Thanks to some big secrets revealed in a Samsung application, Australian developer Chris Walshie is on the homestretch and is determined as hell to jailbreak WP7 demonstrating yesterday that he could run native code – not Silverlight / .NET — native unmanaged code on a WP7 phone. There are still some obstacles remaining between what he’s accomplished and you being able to sideload tethering, trojans, WEP cracking programs and porn wallpaper but thanks to this guy it’s become close enough that you can begin to taste it.
Read his blog post for the details, not quite my department.
I’m interested in this situation because I suspect it would be firmly within Microsoft’s interests not to let this happen as it is a chink in their armor of apparent security, should people begin to jailbreak these phones as they do iPhones. I don’t think this time around they want a custom rom free for all on XDA nor do they want piracy and security risks that come without a no-exceptions centralized software distribution system. An IT department, for instance, would prefer that those on their networks not be able to install packet sniffers, rogue wake-on-lan clients, warez, DoS apps, mac address spoofers and port scanners. So I think it may be a threat to XDA, this progress, this time around.
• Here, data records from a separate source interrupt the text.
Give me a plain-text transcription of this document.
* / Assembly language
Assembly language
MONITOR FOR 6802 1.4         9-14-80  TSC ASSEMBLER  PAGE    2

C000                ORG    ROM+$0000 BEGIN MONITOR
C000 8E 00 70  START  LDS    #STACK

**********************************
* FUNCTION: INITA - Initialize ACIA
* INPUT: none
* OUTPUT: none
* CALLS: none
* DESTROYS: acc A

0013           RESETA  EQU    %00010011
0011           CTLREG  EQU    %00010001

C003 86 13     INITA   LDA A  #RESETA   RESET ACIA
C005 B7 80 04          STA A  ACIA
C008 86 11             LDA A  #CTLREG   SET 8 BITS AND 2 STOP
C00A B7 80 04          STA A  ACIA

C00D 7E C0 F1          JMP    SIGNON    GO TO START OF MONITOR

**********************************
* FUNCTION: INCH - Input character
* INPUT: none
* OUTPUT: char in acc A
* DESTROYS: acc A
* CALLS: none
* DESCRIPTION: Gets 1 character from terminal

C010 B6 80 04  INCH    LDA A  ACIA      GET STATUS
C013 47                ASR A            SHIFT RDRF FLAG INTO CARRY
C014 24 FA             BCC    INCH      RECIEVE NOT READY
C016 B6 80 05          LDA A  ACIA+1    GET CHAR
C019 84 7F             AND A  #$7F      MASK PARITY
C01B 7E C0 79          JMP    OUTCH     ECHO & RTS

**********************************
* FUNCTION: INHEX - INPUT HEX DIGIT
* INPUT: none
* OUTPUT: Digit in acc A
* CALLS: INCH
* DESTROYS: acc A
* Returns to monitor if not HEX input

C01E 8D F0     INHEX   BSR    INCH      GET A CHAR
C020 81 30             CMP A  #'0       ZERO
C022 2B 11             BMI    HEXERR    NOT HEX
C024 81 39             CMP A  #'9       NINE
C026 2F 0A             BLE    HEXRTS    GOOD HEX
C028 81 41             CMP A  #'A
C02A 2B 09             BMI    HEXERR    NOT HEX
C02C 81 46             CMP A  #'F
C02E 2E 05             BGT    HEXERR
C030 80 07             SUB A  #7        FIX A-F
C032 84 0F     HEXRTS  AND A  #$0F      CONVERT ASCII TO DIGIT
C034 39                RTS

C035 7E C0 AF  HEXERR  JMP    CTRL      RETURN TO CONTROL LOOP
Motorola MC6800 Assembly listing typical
It also presents a threat to consumers, a more direct one that’s been demonstrated before. Let’s say you jailbreak your phone and next month Microsoft pumps out a service pack through their fancy centralized distribution system and your phone is snubbed and doesn’t get the great update or even worse the phone is bricked and not under warranty. Suppose you start sideloading software posted on XDA rather than the Marketplace, suppose you root it somehow and overclock the processor with a modified kernel. Could the jail be for your protection? Would you see it that way or would you want to make a run for it, if this man and XDA comes through, instead of leaving this WinMo XDA days behind you? And what sort of apps might be on your jailbroken wishlist?